And the regular machinery of justice was put in motion with commendable rapidity. Fearing a lynching, the Negroes who had been arrested were sent to Savannah and there lodged in jail. A grand jury was immediately called, indictments were found, and in two weeks—the shortest possible time under the law—the Negroes were brought back from Savannah for trial. To protect them, two military companies, one from Statesboro, one from Savannah, were called out. The proof of guilt was absolutely conclusive, and, although the Negroes were given every advantage to which they were entitled under the law, several prominent attorneys having been appointed to defend them, they were promptly convicted and sentenced to be hanged.
In the meantime great excitement prevailed. The town was crowded for days with farmers who came flocking in from every direction. The crime was discussed and magnified; it was common talk that the “niggers of Madison County are getting too bigoty”—that they wouldn’t “keep their places.” Fuel was added to the flame by the common report that the murderers of the Hodges family were members of a Negro society known as the “Before Day Club,” and wild stories were told of other murders that had been planned, the names of intended victims even being reported.
On the Sunday night before the trial, two Negro women, walking down the street are said to have crowded two respectable white girls off the sidewalk. A crowd dragged the women from a church where they had gone, took them to the outskirts of the town, whipped them both violently, and ordered them to leave the county.
“Let the law take its course,” urged the good citizen. “The Negroes have been sentenced to be hanged, let them be hanged legally; we want no disgrace to fall on the town.”
How the Lynchers Themselves Defend a Lynching
But as the trial progressed and the crowd increased, there were louder and louder expressions of the belief that hanging was too good for such a crime.

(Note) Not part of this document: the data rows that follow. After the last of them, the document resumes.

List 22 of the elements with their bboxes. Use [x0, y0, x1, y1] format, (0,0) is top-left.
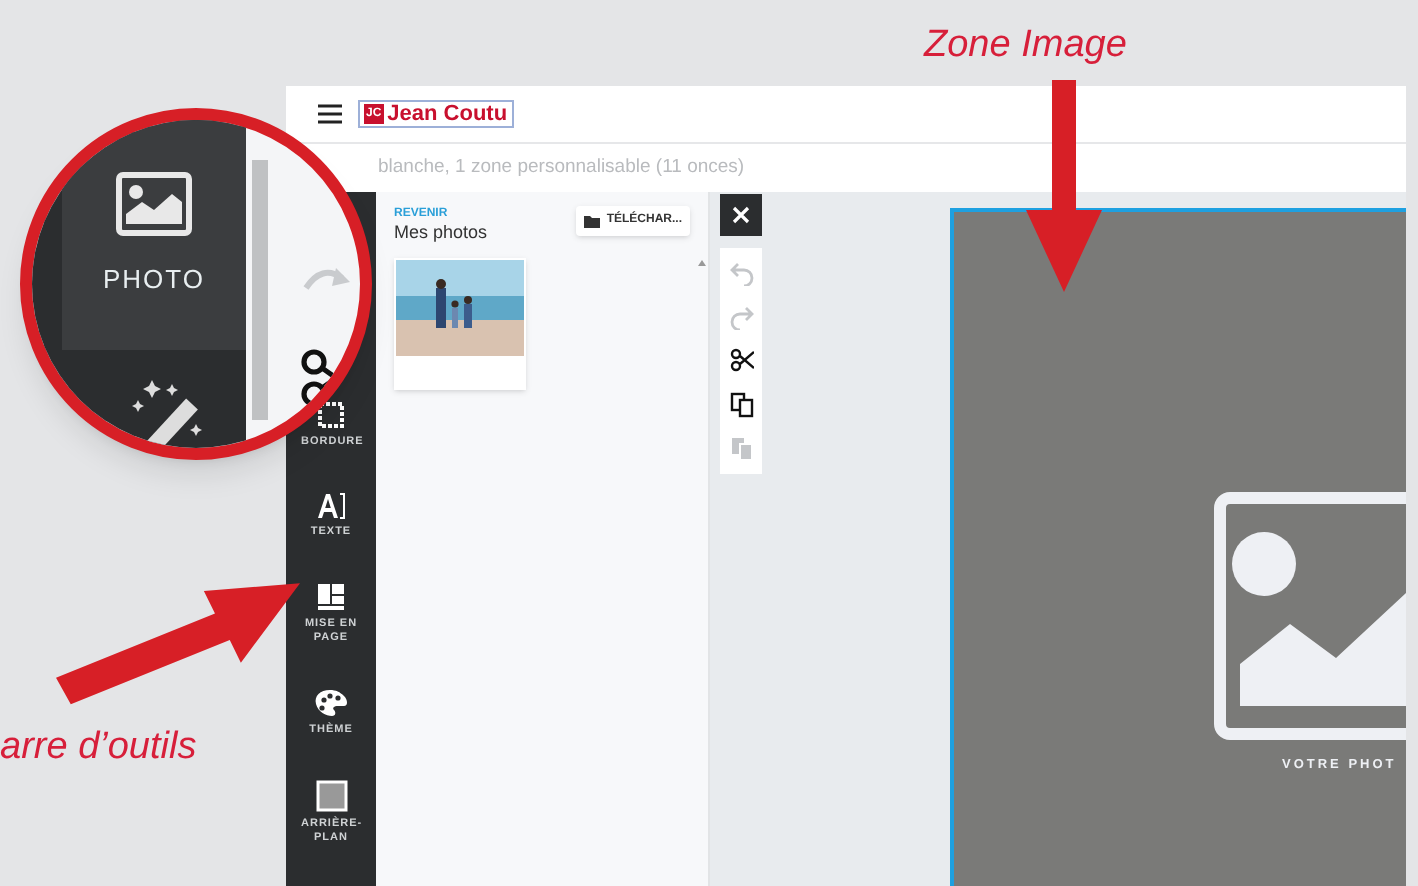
arrow-icon: [1026, 80, 1102, 292]
photo-thumbnail[interactable]: [394, 258, 526, 390]
text-icon: [316, 492, 346, 520]
annotation-text: Zone Image: [924, 22, 1127, 70]
close-icon: [732, 206, 750, 224]
copy-icon[interactable]: [729, 392, 753, 418]
subtitle-text: blanche, 1 zone personnalisable (11 onces): [378, 153, 745, 182]
border-icon: [316, 400, 346, 430]
layout-icon: [316, 582, 346, 612]
pattern-icon: [315, 780, 347, 812]
palette-icon: [314, 688, 348, 718]
scissors-icon[interactable]: [729, 348, 753, 374]
menu-icon[interactable]: [318, 104, 342, 124]
annotation-text: arre d’outils: [0, 724, 197, 772]
scroll-up-icon[interactable]: [698, 260, 706, 266]
image-placeholder-icon: [1214, 492, 1406, 740]
image-icon: [116, 172, 192, 236]
folder-icon: [584, 215, 601, 227]
panel-title: Mes photos: [394, 222, 488, 244]
scrollbar[interactable]: [252, 160, 268, 420]
close-button[interactable]: [720, 194, 762, 236]
tool-label: PHOTO: [103, 262, 205, 298]
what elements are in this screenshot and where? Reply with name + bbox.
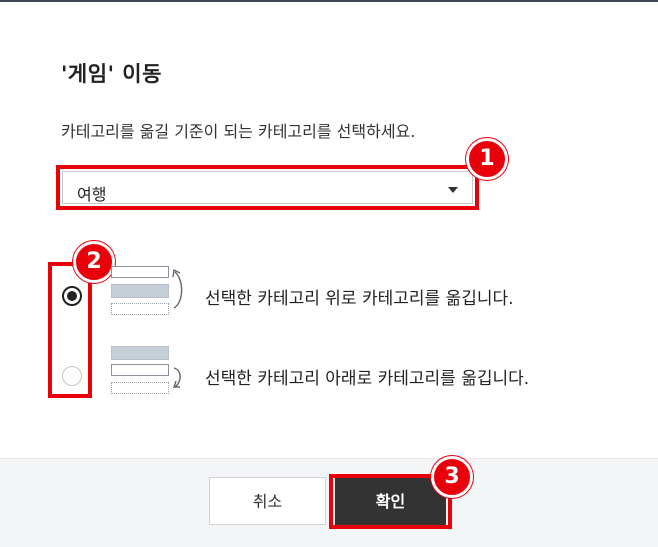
curved-arrow-down-icon: [173, 367, 181, 388]
annotation-badge-2: 2: [73, 241, 115, 283]
annotation-badge-1: 1: [466, 138, 508, 180]
radio-move-below[interactable]: [62, 366, 82, 386]
chevron-down-icon: [448, 187, 458, 193]
confirm-button[interactable]: 확인: [335, 478, 446, 525]
move-below-label: 선택한 카테고리 아래로 카테고리를 옮깁니다.: [205, 369, 530, 389]
radio-highlight: [48, 262, 92, 398]
curved-arrow-up-icon: [172, 268, 183, 309]
category-select[interactable]: 여행: [62, 171, 473, 204]
annotation-badge-3: 3: [431, 456, 473, 498]
cancel-button[interactable]: 취소: [209, 477, 326, 525]
dialog-title: '게임' 이동: [61, 62, 162, 86]
move-above-label: 선택한 카테고리 위로 카테고리를 옮깁니다.: [205, 289, 514, 309]
category-select-value: 여행: [77, 185, 107, 204]
select-highlight: 여행: [56, 165, 479, 210]
move-above-illustration: [111, 266, 191, 318]
dialog-top-border: [0, 0, 658, 2]
radio-move-above[interactable]: [62, 286, 82, 306]
dialog-description: 카테고리를 옮길 기준이 되는 카테고리를 선택하세요.: [61, 122, 416, 141]
move-below-illustration: [111, 346, 191, 398]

I heard intelligent citizens argue that a Negro criminal, in order to be a hero in the eyes of his people, does not mind being hanged!
Another distinct feeling developed—a feeling that I found in other lynching towns: that somehow the courts and the law were not to be trusted to punish the criminals properly. Although Reed and Cato were sentenced to be hanged, the crowd argued that “the lawyers would get them off,” that “the case would be appealed, and they would go free.”
Members of the mob tried to get Sheriff Kendrick to promise not to remove the Negroes to Savannah, fearing that in some way they would be taken beyond the reach of justice.
In other words, there existed a deep-seated conviction that justice too often miscarried in Bulloch County and that murderers commonly escaped punishment through the delays and technicalities of the law.